Brian Colle, a Professor in the School of Marine and Atmospheric Sciences (SoMAS) at Stony Brook University, and an expert in coastal meteorology and numerical weather prediction, is a co-principal investigator on the recently funded group of projects entitled “Dynamic Integration of Natural, Human, and Infrastructure Systems for Hurricane Evacuation and Sheltering.” The lead institution is the University of Delaware; other collaborating institutions include Cornell University, University of North Carolina, and the University of Oklahoma.
“October 29, 2013 marks the one-year anniversary of the landfall of Superstorm Sandy and its devastating impacts for the New York Metropolitan Region and Long Island,” said Prof. Colle. “We are eager to advance and the models that will better predict impact and inform important decisions that will help reduce risk to people and property in the future.”
Stony Brook and collaborators are supported with a $3 million grant over four years to develop a new integrated model that simulates hurricanes and associated storm surge, waves, and runoff, which will be ingested into an engineering model to support evacuation decisions.
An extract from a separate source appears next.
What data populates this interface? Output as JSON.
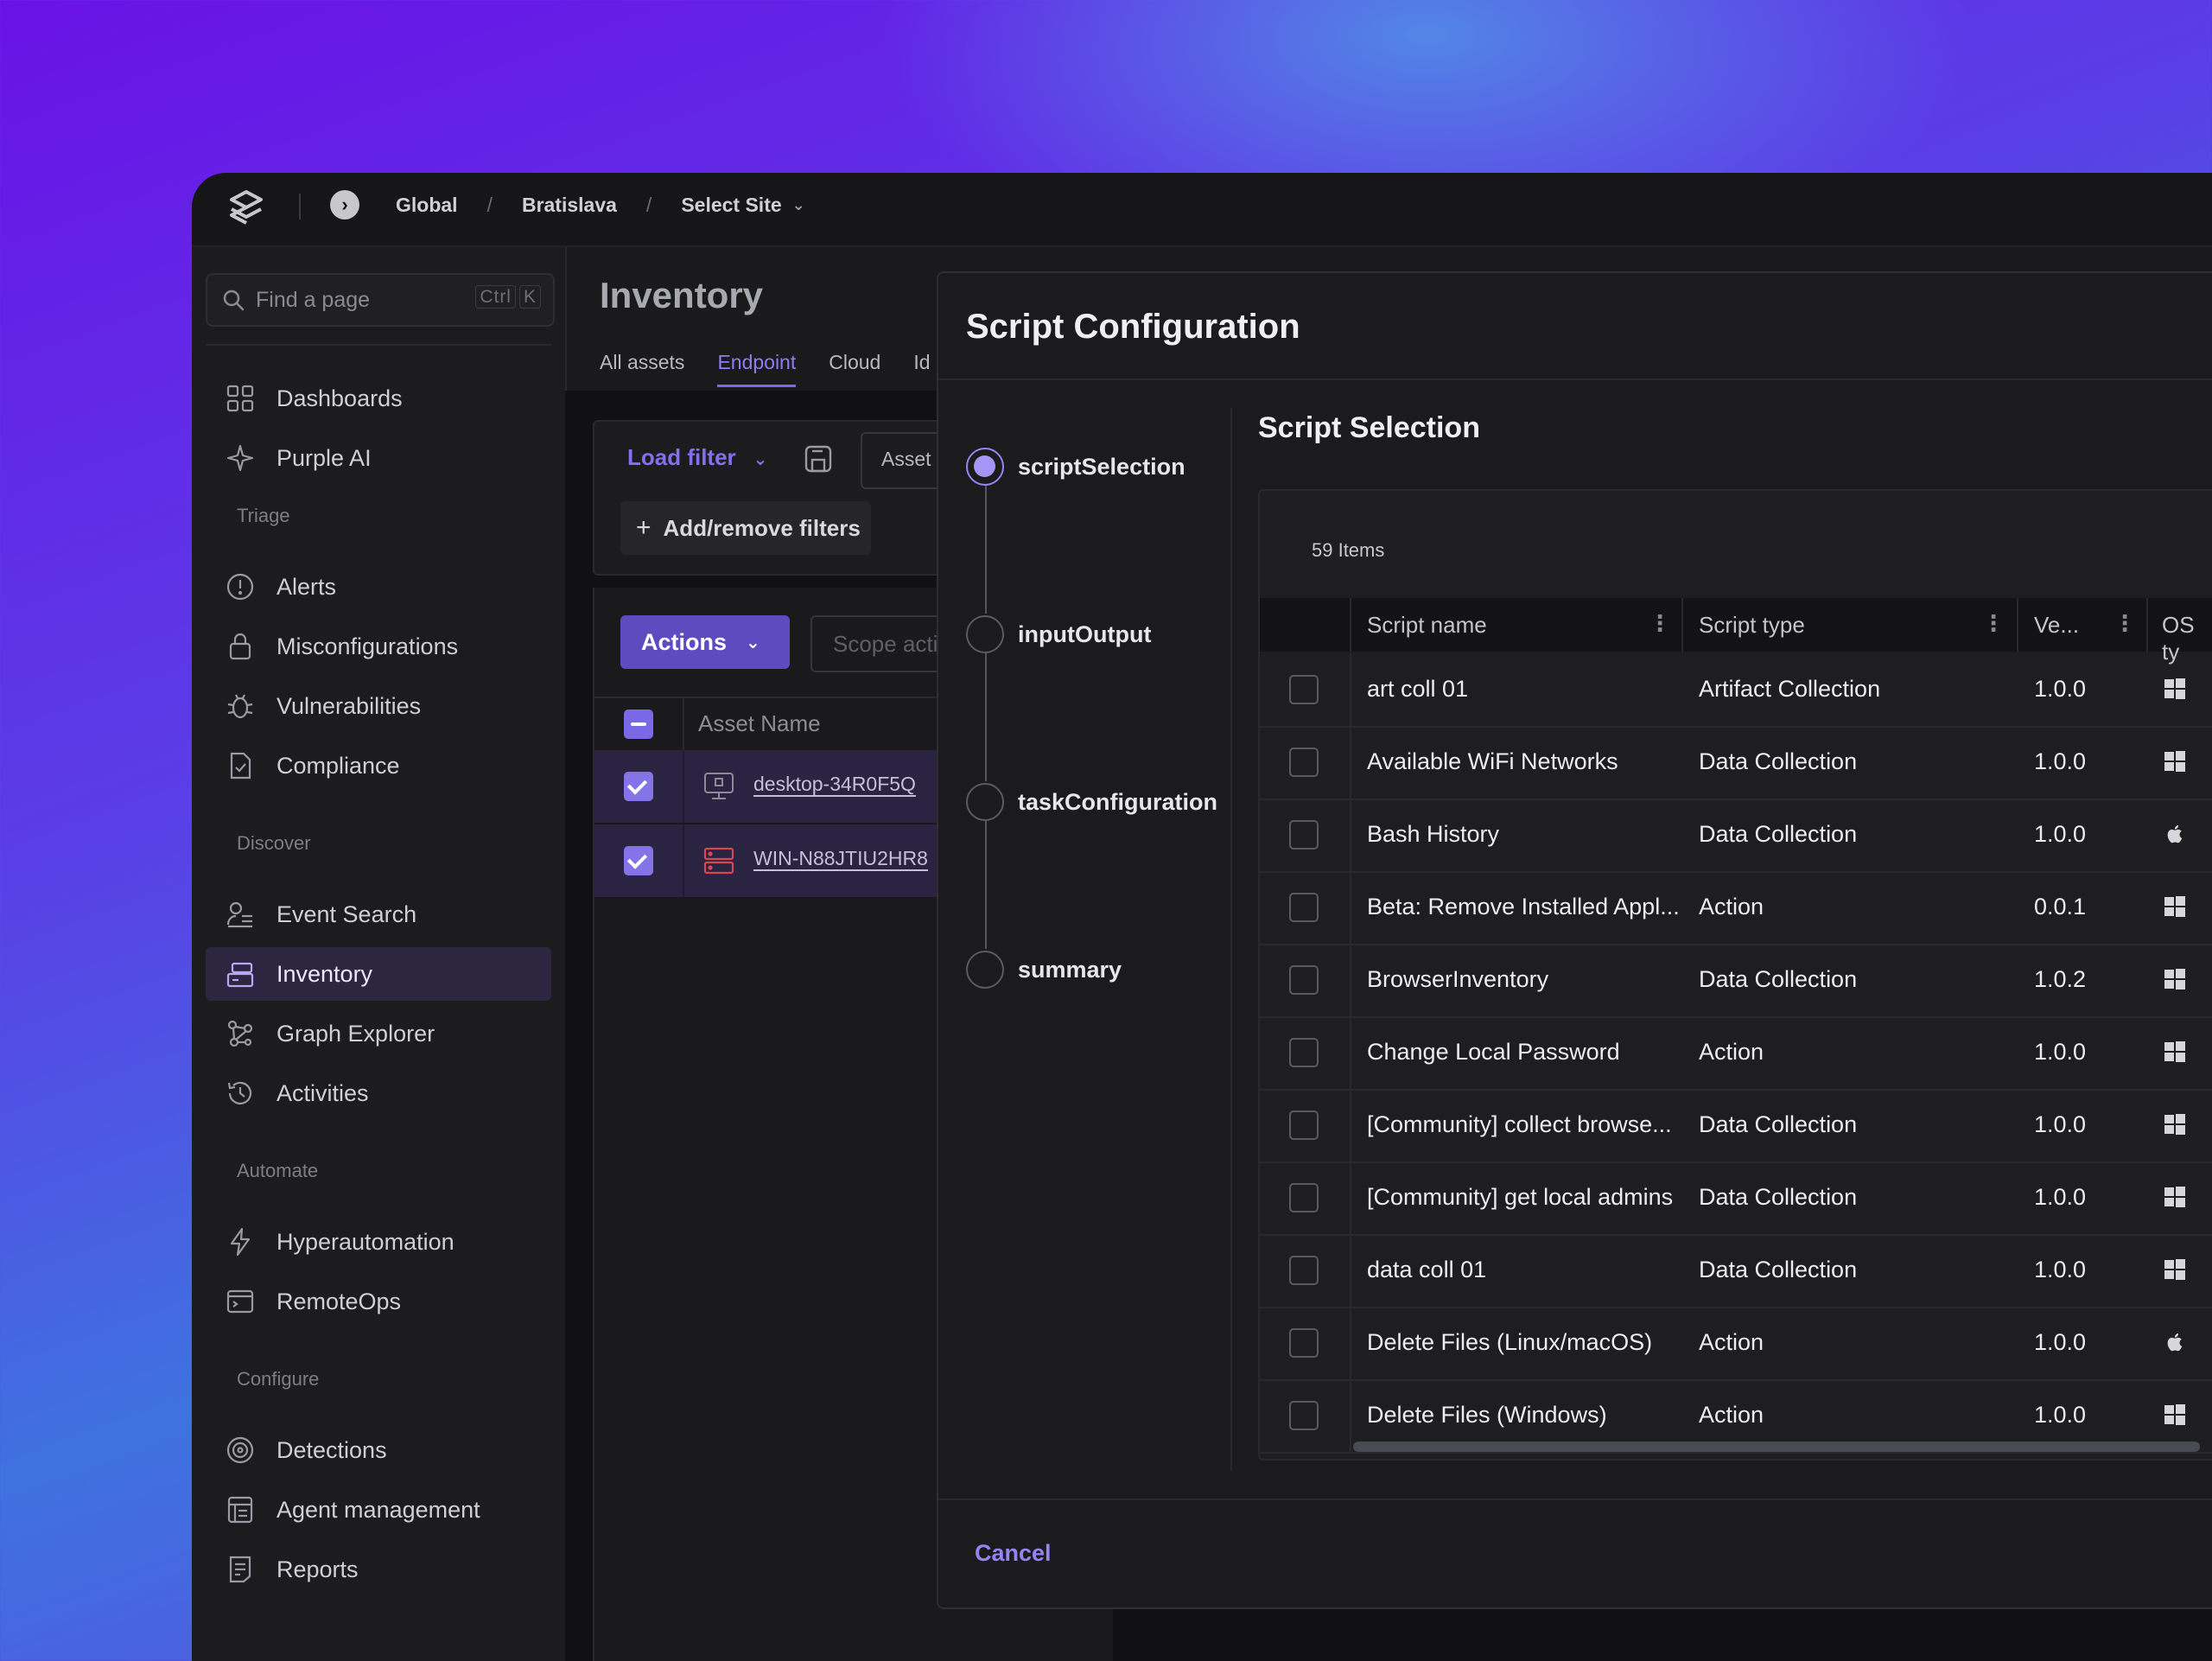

Emergency managers often make initial decisions while a hurricane is still far offshore and large uncertainty remains, and then make subsequent decisions after a day or two has passed as more is known about the likely effects of the storm. The PIs will explore a new paradigm for evacuation modeling that includes temporal decision-making given the probabilistic scenarios that describe the range of ways a hurricane may evolve.
“This is a fundamentally new approach to modeling hurricanes, since it considers the fact that hurricanes are dynamic, and therefore the decision making models also need to consider how people make decisions as storm progresses towards the coast,” said Prof. Colle. “This project requires drawing expertise from the physical modeling of these storms, social sciences to better understand human decision-making, and civil engineers to consider evacuation routes and sheltering options.”
The Stony Brook team will lead the numerical modeling of hurricane events using sophisticated atmospheric models (see Figure 4: Hurricane Sandy at 3-km grid spacing).
“These models have gotten better in predicting these storms over the years, such as for Sandy, but there can still be large model errors a few days in advance, since we do not exactly know the storm structures when the forecast model is started and there are uncertainties in the representation of the physical processes,” explained Prof. Colle.
As a result, an ensemble of atmospheric model predictions will be created for each storm using slightly different model starting conditions and physical parameters. These 10-20 different atmospheric predictions will be fed into storm surge and hydrologic models to predict coastal and inland flooding, which in turn will drive different scenario evacuation models. Initial case studies will involve some hurricanes that recently made landfall in North Carolina, but this general approach could eventually be applied to other regions, such as the New York City region.